Auf dem Weg zur Lobby-Regierung?
Auch in der Schweiz scheint der Weg zur Lobbyregierung nun offen, zur unheimlichen Freude der Interessenvertreter. Der Präsident der Economiesuisse, Gerold Bührer, hat am Wahltag mit gutem Grund fernsehöffentlich gestrahlt, die Atomlobby strahlt sowieso, und Hanspeter Lebrument, Präsident des Verbandes Schweizer Medien, erklärt strahlend, er hoffe auf bundesrätliche Unterstützung im Kampf der Privaten gegen die SRG idée suisse. Die Namen der vier Hoffnungsträger, von denen man die direkte Umsetzung der Lobbyarbeit erwartet, werden ohne Scheu öffentlich genannt.
Allein, Politik als direkte Umsetzung von Sonderinteressen führt über kurz oder lang zu einer wachsenden Spaltung der Gesellschaft, zwischen Gewinnern und Verlierern der Globalisierung, zwischen den Verursachern der Krise und denen, die sie bezahlen, zwischen den Profiteuren des regellosen Marktes und den Lastenträgern auf der anderen Seite. Was das nach sich zieht, zeigt schon ein kurzer Blick auf die europaweiten Demonstrationen in diesen Tagen, die wachsende Gewaltbereitschaft, auch von seiten des Staates. Dass uns gleichzeitig die Meldungen über die nach wie vor schamlos hohen Managerbezüge erreichen, und über die immer weiter klaffende Einkommens-Schere zwischen Reich und Arm (2009: neuer Rekord in den USA!), müsste die Einsicht in die Notwendigkeit des politischen Ausgleichs eigentlich erleichtern.
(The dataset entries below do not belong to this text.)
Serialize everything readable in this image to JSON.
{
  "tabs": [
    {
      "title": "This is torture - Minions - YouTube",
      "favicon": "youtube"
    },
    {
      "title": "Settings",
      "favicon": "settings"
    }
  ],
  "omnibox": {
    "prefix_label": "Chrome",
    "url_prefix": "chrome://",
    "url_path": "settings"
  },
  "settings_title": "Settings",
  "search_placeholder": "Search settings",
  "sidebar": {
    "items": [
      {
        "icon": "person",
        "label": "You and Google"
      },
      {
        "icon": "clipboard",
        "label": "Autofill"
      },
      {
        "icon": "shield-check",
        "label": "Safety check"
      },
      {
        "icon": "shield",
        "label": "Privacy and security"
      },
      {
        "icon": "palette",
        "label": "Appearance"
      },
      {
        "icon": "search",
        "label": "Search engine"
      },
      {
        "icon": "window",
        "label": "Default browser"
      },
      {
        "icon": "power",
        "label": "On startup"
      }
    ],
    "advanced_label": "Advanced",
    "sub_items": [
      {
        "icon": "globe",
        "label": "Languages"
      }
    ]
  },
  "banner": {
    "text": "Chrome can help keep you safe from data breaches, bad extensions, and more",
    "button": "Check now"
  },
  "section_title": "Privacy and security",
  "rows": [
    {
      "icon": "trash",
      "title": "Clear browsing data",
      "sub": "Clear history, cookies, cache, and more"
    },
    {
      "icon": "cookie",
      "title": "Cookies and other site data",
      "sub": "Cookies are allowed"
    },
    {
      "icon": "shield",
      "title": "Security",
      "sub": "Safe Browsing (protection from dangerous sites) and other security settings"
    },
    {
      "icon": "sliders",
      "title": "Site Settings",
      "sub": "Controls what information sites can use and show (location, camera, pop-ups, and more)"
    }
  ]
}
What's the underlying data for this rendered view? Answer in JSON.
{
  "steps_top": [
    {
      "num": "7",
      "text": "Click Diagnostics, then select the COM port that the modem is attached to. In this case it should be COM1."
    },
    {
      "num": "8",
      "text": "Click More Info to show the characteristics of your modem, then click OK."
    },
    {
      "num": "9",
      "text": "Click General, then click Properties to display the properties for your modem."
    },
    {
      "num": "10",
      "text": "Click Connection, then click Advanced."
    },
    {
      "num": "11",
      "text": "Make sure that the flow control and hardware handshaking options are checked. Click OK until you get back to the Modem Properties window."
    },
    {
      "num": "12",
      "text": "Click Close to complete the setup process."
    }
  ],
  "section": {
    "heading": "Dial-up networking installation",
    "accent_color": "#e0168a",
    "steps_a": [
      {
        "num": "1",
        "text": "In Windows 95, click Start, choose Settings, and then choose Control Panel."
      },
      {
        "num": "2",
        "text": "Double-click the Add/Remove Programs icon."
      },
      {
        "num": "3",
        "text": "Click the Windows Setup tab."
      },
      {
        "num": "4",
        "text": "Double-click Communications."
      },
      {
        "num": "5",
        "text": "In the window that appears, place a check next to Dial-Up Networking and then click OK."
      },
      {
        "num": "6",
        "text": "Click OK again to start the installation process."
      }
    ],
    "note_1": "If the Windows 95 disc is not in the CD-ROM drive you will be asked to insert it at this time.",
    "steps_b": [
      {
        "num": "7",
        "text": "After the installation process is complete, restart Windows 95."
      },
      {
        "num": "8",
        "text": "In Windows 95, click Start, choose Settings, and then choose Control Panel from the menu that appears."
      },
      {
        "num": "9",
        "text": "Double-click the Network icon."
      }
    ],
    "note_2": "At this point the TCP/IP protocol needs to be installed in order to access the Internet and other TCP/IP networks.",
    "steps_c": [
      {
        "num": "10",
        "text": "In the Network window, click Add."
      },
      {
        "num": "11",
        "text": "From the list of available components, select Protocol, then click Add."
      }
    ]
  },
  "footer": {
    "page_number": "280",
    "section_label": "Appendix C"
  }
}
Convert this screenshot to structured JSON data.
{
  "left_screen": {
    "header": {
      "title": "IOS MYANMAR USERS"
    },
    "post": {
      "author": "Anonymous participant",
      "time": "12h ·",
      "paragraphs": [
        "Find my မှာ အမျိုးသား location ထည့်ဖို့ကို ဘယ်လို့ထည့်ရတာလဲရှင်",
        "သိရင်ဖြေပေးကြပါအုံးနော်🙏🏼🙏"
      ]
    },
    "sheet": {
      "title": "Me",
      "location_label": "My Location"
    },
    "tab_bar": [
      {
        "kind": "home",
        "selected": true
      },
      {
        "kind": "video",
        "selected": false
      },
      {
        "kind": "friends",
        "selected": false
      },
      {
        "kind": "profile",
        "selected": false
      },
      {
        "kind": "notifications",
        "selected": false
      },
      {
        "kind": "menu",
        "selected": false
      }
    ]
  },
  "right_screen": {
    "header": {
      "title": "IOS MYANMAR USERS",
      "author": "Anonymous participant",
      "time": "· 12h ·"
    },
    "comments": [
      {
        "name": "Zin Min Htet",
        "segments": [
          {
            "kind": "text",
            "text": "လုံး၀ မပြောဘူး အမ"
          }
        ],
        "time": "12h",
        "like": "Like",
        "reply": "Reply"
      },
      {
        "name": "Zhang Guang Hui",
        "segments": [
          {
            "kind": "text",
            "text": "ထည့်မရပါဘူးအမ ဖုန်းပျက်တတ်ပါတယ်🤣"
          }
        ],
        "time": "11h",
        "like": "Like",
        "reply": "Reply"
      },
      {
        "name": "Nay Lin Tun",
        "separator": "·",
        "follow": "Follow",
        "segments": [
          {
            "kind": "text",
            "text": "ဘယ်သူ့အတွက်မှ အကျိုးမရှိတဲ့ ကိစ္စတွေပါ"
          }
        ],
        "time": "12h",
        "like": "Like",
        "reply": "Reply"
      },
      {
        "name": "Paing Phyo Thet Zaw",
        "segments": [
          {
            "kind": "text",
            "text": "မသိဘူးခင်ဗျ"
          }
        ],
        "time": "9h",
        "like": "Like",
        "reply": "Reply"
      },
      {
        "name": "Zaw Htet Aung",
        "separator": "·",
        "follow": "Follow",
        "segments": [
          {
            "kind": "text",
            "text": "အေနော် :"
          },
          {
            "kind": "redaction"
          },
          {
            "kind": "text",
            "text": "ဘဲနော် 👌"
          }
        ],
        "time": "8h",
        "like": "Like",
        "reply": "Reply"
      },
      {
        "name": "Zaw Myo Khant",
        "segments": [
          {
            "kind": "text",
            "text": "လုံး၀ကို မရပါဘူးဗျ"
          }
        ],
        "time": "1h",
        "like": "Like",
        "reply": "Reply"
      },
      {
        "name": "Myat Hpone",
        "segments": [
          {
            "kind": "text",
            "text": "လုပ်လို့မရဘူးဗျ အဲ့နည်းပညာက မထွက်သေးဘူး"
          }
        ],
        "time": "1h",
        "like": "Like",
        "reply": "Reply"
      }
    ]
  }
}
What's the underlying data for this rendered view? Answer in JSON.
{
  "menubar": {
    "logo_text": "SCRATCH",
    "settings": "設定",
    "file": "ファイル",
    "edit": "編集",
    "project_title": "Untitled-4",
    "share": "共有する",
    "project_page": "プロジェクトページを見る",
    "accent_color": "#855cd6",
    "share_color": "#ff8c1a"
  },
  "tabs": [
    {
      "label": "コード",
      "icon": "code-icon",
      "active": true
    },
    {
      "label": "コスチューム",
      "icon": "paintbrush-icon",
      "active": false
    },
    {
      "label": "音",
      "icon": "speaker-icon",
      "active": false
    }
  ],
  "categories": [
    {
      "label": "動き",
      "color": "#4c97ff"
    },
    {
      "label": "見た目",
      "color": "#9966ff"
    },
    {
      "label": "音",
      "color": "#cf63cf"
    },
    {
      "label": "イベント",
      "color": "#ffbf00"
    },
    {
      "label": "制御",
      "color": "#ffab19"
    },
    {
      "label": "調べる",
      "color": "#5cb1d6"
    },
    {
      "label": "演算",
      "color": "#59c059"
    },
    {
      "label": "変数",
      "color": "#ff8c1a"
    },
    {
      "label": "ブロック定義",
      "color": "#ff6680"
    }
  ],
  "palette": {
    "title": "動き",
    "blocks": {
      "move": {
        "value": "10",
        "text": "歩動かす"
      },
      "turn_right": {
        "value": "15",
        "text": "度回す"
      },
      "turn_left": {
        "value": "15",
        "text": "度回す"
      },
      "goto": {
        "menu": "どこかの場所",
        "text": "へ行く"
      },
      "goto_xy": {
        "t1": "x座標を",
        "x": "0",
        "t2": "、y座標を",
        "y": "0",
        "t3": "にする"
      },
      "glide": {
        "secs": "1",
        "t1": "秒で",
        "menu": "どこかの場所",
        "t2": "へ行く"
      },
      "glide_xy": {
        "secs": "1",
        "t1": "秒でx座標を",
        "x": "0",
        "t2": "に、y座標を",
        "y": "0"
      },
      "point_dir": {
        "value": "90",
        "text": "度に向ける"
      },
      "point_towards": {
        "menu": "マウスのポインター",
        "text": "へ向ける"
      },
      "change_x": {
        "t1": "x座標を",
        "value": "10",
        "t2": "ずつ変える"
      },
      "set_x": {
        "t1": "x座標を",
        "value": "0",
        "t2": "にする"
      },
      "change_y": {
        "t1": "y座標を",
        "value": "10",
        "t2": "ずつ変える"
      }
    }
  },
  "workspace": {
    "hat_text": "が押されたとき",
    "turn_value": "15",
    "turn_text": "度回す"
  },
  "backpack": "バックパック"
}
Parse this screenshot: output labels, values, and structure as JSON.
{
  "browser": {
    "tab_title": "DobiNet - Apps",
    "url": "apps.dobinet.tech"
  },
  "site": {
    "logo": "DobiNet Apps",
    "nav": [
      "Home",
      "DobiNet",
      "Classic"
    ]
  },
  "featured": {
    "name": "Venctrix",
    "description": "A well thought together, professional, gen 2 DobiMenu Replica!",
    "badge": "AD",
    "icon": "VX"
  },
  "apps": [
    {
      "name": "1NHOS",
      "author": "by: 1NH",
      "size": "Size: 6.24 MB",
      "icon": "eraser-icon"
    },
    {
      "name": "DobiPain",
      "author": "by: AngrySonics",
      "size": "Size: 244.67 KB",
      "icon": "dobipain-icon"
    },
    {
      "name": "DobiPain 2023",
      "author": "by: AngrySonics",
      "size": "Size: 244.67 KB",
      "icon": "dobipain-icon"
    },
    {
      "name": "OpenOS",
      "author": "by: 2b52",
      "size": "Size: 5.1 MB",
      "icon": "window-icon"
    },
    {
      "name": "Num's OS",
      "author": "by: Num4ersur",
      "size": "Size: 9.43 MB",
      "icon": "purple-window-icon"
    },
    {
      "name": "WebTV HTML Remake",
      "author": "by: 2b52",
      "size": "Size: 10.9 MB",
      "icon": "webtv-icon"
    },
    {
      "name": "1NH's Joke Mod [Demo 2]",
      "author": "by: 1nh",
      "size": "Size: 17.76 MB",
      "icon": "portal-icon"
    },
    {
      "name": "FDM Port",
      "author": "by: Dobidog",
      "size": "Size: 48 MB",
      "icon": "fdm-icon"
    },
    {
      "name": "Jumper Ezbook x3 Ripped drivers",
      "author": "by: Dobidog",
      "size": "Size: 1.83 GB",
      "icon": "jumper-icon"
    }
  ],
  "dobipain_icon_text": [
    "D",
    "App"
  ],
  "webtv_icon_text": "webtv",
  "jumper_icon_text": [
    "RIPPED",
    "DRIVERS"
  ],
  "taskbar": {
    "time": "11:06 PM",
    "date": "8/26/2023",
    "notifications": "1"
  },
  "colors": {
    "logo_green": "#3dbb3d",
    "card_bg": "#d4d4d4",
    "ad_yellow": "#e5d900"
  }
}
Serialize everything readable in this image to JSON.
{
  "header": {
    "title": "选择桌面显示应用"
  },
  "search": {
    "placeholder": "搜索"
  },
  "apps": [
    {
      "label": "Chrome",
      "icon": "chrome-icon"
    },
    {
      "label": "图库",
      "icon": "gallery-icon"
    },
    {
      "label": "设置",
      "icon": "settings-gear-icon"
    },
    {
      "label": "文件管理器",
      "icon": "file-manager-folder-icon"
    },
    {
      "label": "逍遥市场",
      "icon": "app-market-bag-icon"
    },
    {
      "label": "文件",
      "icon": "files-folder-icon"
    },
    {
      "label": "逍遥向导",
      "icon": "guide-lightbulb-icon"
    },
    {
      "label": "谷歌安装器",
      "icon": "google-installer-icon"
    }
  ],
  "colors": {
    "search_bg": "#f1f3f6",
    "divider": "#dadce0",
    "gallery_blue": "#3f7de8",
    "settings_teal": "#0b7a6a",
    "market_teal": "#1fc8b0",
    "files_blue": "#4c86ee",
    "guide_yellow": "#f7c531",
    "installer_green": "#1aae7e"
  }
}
Ausgrenzung, Spannung, Spaltung
Wer in solcher Zeit gegen 50 Prozent der Schweizer Wählerschaft, die sich für die beiden „Pole“ SVP und SP ausgesprochen haben, in der Regierung marginalisiert, verschärft auch in unserem Land die Spaltung und die Spannung. Und übersieht vielleicht: SVP und SP haben auch Gemeinsamkeiten. Sie repräsentieren beide – unter anderem - diejenigen, die sich als Verlierer der Globalisierung erleben oder betrachten. Wenn diese Wählerinnen und Wähler die Landesregierung als Machtverein der Lobbies wahrnehmen und sich entsprechend schutz- und perspektivlos fühlen, dann ist das nicht mehr nur ein Problem für die Konkordanz im Bundesrat, sondern es ist ein Problem für den sozialen Zusammenhalt in unserem Land. Die schwarz-gelbe Allianz darf dann auch dafür die Verantwortung übernehmen.
Nachbemerkung
Tatsache ist auch, dass die Marginalisierung der SP im Bundesrat Ausdruck ihrer eigenen Schwäche ist. Sie hat noch (teilweise) Erfolg bei der Verteidigung der Leistungen der Sozialversicherungen und des Service Public. Sie zeigt sich in entscheidenden Krisensituationen (Banken, Finanzkrise) von einer Kompromissbereitschaft, die an Selbstaufgabe grenzt. Und sie findet seit bald 20 Jahren keine überzeugenden Antworten mehr für die Ängste und Bedürfnisse, die viele Menschen umtreiben. Nicht zu reden von einem Gesellschaftsentwurf, für den sich Bürgerinnen und Bürger mit Überzeugung einsetzen würden. Und dieser Entwurf ist dringlich. – Aber das ist ein anderes Thema.